Nowadays, there are many kinds of bioinks in the market, including synthetic and natural polymers. But, they are not all applicable to the human body. We say “Aging is a Disease; Nature is the Best Therapy”. In that sense, we are excited about the whole extracellular matrix (ECM)-based bioinks that are derived from the ‘Human Body’. We believe the ECM is Nature.

What new developments are very interesting to you?

When it comes to traditional diagnostics of cancer, regardless of its kinds, doctors have been treating their patients only with bulk RNA-based analysis. But, as many of us realize today in the cancer research field, we know that the reason cancer is so hard to treat is that it is an extremely heterogeneous population of cells. We understand that each cell is its own universe.

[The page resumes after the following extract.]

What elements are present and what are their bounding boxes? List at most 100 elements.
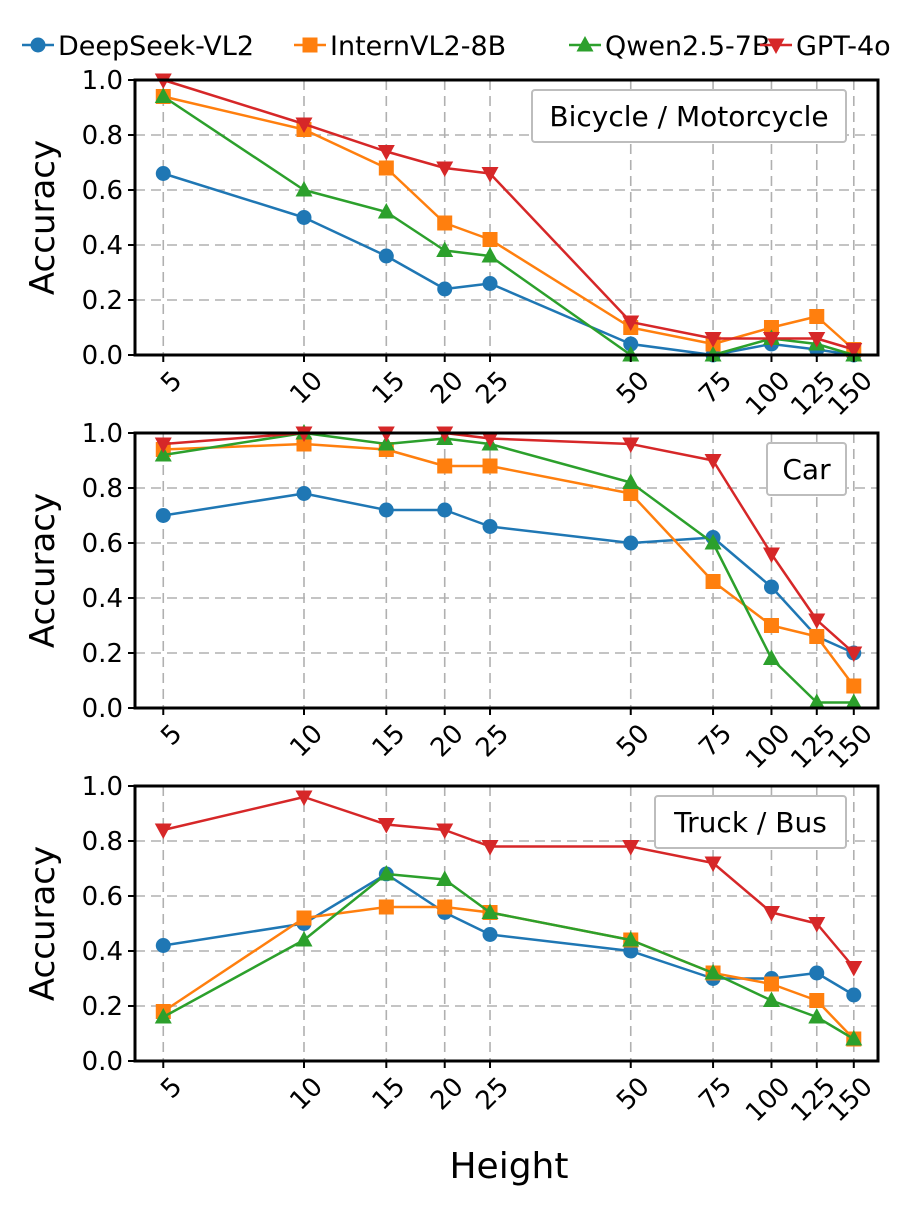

Understanding each of these universes is only possible by single-cell RNA analysis, and this will be key to taking any step closer to finding effective treatments for cancer. The scRNA technology may have much room to mature, but we’re working on it excited about its potential.

What products do you have?

We supply INVIVO, our signature 3D bioprinter. Plus, we supply 3D printers for material engineering and advanced prototyping in biomedical fields with materials like PEEK and ULTEM.

Do you have high hopes for PEEK? PCL? Other materials?

We have been paying a great deal of attention to broadening applications for medical-grade PCL and PEEK, especially in the applications of bone regenerative matrix and customized pill fabrication. However, the greatest focus of our energy lies not on synthetic plastics, but on natural ingredients like human ECM as a supportive materials for 3D printed living cells. 

What are the challenges in bioprinting?

The biggest challenge that all industrial players of 3D bioprinting face is closing the gap between the technology we supply and the actual needs of our customers in the bioprinting research. A key part of these needs is to understand that bio 3D printing, unlike industrial 3D printing, is not only about manufacturing structures with architectural stability but about promoting cell ingrowth and considering the impact of manufacture on cell viability. Based on a constant probe into such understanding, we are building a base for developing next-generation bioprinting technologies and biomaterial applications.